Dunque, mentre abbiamo il diritto di ottenere i benefici che le regole del gioco ci permettono in
cambio dell’esercizio dei nostri talenti, sarebbe un errore e una presunzione supporre che ci
siamo originariamente meritati una società capace di apprezzare le qualità di cui siamo ricchi.
Woody Allen sostiene una tesi di questo genere nel suo film Stardust Memories.Allen
Interpreta Sandy, un personaggio simile a lui nella realtà, un celebre comico, e incontra Jerry, un
amico d’infanzia del suo quartiere che si rammarica di dover fare il tassista.

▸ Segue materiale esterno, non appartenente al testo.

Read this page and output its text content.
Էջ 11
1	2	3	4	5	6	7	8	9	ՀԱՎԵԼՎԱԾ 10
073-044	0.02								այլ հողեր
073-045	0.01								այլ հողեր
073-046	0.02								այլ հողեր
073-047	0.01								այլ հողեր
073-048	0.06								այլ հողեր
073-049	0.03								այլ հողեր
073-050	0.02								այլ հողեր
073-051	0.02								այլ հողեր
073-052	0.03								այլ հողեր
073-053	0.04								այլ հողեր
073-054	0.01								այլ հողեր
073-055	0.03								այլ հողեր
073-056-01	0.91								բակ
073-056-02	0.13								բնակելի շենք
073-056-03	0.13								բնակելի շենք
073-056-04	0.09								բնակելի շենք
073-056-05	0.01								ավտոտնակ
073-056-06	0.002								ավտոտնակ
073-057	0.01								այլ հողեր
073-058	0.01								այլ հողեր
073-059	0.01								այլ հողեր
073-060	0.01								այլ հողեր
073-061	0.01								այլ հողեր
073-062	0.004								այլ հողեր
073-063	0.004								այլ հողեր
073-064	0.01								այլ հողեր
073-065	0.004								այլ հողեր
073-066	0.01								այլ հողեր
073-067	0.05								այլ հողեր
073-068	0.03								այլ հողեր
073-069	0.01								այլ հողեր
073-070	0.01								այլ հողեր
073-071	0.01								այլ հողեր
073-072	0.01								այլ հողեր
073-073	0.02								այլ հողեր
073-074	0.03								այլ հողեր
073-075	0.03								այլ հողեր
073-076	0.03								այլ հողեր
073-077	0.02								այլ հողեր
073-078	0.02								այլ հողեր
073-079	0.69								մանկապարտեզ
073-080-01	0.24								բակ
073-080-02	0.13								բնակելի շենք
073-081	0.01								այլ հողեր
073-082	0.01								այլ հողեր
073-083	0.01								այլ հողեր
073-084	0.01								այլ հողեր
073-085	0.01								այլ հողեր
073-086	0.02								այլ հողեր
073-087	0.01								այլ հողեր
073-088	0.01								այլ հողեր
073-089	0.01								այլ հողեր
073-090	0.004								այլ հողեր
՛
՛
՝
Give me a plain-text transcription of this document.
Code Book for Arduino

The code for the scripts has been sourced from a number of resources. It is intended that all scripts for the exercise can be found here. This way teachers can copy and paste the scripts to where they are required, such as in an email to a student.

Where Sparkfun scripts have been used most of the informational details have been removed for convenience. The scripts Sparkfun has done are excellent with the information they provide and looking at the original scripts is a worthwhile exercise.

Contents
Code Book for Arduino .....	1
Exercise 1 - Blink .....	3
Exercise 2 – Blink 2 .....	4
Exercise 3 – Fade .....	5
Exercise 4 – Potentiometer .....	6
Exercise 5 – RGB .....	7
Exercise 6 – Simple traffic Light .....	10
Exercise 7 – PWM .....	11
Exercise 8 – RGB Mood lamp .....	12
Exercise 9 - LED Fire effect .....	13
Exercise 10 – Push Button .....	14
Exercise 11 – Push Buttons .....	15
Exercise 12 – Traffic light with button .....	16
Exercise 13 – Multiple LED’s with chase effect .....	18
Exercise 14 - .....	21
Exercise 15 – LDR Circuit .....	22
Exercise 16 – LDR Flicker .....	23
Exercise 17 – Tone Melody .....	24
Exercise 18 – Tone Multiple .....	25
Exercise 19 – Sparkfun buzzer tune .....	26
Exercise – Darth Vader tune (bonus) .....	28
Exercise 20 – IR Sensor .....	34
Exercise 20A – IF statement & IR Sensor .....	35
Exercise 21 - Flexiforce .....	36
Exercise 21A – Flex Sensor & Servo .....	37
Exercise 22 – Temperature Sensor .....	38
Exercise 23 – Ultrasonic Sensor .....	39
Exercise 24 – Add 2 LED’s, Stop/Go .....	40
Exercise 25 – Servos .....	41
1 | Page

SANDY: Allora, come ti va? Cosa fai?
JERRY: Sai cosa faccio? Faccio il tassista.
SANDY: Bè, ti trovo bene. Sei…Non c’è mica niente di male.
JERRY: Già. Ma se faccio il confronto con te…
SANDY: Ma che cosa vuoi che ti dica? Nel quartiere ero io quello che raccontava le barzellette,
no?
JERRY : Già.
SANDY : Già, ecco…capisci, noi viviamo in una…in una società dove le barzellette sono molto
apprezzate, capisci? Se la mettiamo in questo modo…(si schiarisce la gola) pensa se fossi nato
tra gli indiani Apache, loro non avevano mica bisogno di comici, ti pare? Sarei disoccupato.
JERRY : Ah sì? Bè, non è mica che mi faccia stare molto meglio.
Il tassista non si lascia convincere dalla predica dell’attore comico sull’arbitrarietà morale della
fama e della fortuna;il fatto che la sua sorte sia questione di sfortuna non attenua l’amarezza.
Forse perché in una società meritocratica la maggioranza ritiene che il successo mondano
corrisponda al merito:un’idea difficile da scalzare.